Crime on London buses soared over two years, according to a report from the London Assembly.
A new smartcard scheme for youngsters was praised
But Transport for London (TfL) said the report was "misleading" and the most up-to-date statistics showed there were fewer crimes on buses than in 2004.
Assembly report figures show crime rates increased 15% from 2004-5 to 2006-7, with a 2% decrease in 2006-7.
TfL compared figures from April to September 2007 with the previous year which showed an 11% drop in crime.
According to TfL, in the first half of 2007-8 there were 15 crimes per million passenger journeys compared with 18 in the same period in 2004-5.

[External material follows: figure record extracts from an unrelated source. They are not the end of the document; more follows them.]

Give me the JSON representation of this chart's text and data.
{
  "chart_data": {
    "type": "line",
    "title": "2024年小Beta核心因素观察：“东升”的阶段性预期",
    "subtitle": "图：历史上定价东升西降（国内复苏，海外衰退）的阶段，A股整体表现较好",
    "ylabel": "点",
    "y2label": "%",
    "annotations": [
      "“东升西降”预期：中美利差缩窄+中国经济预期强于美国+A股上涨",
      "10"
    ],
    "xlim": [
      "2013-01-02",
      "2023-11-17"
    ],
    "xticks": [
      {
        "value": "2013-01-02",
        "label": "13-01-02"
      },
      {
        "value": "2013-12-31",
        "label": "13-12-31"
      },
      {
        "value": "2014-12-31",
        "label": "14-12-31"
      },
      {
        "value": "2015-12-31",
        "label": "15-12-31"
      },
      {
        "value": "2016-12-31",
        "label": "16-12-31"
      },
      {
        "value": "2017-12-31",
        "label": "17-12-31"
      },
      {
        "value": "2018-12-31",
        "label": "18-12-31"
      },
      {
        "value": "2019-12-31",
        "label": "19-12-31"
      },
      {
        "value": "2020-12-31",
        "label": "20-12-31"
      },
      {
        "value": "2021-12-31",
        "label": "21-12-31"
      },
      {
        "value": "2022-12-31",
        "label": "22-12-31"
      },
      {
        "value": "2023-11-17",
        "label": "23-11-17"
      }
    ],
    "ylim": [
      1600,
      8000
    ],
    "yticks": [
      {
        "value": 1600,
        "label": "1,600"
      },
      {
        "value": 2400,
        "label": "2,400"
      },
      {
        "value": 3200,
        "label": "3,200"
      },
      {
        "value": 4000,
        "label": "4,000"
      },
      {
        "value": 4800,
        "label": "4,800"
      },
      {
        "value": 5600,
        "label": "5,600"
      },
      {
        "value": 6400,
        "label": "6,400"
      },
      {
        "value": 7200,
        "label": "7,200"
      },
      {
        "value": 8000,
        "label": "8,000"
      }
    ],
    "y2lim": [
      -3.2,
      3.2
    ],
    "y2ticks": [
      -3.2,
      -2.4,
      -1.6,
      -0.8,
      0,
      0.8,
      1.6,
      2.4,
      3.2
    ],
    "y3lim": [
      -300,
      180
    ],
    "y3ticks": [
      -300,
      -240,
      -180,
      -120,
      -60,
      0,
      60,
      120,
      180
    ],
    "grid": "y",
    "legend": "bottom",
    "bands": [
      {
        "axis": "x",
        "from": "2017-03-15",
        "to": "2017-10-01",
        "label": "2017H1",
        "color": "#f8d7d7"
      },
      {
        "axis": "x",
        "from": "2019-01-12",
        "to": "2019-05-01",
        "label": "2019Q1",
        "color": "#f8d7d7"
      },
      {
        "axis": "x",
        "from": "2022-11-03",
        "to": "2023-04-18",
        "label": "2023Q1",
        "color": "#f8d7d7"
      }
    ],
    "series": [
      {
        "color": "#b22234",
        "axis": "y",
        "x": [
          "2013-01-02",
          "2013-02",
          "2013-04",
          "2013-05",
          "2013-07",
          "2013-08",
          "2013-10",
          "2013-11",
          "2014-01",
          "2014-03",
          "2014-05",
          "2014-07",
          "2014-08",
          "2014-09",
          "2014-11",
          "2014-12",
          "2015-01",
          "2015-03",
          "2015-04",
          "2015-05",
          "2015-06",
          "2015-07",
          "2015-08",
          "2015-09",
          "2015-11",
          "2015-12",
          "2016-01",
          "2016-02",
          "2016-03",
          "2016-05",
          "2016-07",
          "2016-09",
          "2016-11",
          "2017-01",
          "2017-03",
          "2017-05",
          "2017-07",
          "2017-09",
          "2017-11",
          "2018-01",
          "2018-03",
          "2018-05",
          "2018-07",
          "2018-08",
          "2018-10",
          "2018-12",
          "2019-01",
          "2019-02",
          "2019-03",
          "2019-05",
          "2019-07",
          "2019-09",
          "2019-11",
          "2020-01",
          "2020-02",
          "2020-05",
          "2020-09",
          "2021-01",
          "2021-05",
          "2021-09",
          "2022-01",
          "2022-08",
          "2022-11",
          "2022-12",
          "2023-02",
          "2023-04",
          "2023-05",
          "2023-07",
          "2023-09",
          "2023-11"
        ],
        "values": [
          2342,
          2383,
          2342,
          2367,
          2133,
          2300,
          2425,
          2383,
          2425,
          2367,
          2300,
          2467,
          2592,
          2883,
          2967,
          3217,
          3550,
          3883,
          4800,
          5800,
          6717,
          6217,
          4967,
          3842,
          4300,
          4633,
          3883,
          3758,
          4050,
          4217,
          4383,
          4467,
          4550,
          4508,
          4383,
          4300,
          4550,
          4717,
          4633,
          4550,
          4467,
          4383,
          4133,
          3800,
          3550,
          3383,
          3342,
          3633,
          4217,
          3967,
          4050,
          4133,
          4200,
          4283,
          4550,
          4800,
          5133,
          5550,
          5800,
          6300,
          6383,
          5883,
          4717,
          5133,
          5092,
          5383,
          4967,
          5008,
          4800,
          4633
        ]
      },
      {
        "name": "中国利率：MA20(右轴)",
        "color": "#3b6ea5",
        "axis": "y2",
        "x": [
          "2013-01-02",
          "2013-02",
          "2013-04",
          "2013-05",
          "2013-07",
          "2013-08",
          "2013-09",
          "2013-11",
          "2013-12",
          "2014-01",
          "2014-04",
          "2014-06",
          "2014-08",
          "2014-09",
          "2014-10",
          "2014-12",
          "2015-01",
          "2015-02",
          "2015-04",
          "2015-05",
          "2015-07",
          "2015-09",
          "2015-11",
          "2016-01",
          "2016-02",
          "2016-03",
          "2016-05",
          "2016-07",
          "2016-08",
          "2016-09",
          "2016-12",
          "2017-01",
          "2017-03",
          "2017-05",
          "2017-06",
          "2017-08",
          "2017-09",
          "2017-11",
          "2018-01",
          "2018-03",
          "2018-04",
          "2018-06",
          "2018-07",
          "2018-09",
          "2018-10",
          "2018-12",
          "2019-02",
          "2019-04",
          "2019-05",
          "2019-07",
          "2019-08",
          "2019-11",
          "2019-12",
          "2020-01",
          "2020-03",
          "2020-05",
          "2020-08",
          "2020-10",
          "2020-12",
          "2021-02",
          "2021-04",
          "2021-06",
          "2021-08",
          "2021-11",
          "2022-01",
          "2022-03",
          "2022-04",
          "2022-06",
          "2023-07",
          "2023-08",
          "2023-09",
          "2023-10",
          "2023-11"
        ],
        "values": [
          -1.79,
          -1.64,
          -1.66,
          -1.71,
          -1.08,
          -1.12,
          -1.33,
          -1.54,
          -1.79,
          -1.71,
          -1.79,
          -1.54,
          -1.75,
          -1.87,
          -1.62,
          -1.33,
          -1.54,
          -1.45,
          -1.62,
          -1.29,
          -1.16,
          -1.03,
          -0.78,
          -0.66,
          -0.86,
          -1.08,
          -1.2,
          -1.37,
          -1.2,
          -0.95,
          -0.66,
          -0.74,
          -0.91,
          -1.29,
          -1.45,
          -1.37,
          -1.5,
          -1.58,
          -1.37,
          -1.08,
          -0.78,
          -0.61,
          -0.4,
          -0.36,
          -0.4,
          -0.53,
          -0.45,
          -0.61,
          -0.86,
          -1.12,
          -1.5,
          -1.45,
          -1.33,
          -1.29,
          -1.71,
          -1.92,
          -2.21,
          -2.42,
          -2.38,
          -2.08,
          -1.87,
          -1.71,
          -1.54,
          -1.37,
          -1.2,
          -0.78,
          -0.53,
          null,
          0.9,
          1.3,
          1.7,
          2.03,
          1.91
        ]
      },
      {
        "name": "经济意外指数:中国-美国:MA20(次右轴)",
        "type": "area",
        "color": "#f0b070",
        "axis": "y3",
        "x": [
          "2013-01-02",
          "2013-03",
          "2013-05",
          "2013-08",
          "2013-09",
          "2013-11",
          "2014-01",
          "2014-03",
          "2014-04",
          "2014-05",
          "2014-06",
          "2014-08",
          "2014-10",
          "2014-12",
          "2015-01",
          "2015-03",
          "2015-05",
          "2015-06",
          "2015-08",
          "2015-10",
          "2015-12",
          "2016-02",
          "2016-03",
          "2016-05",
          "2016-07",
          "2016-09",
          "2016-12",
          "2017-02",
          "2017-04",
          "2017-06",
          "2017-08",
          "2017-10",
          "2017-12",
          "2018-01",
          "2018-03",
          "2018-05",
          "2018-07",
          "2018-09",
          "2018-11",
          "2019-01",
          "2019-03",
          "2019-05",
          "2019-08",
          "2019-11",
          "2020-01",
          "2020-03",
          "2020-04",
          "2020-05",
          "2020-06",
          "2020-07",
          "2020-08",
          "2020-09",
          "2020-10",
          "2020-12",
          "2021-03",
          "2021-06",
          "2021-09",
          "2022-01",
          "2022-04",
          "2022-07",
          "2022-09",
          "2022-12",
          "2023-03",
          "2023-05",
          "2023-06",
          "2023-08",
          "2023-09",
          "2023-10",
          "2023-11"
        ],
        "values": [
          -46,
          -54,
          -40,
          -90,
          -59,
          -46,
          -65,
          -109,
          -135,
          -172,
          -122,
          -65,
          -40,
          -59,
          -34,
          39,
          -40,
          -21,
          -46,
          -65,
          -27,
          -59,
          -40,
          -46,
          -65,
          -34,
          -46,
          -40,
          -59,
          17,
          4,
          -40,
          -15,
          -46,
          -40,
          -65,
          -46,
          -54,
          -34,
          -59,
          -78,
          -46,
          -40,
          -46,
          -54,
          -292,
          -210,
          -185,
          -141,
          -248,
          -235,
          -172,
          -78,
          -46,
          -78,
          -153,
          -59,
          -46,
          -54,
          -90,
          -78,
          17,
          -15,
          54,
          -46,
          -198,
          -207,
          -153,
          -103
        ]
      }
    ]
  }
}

TfL said: "We are confident that we will deliver a continued downward trend in the coming months and years".
The assembly report showed crime rates rose from about 33,500 in 2004-5 to just over 39,000 in 2005-6, and then dropped by about 500 in 2006-7.
Between 2004-5 and 2005-6 criminal damage rose by 41%, robbery increased 39% and violence against a person rose 11%.
The assembly made several recommendations including improving CCTV and training for drivers.
However, it did praise TfL's initiatives to reassure passengers by increasing the uniformed presence on buses, using technology to prevent and solve crime, and the introduction of smartcards for youngsters.
Roger Evans, chair of the Assembly's Transport Committee, said: "Anti-social behaviour and crime on buses remain a real concern for passengers.
"We welcome the greater police presence and the use of CCTV but other steps can be taken to safeguard passengers and our report makes a number of constructive recommendations."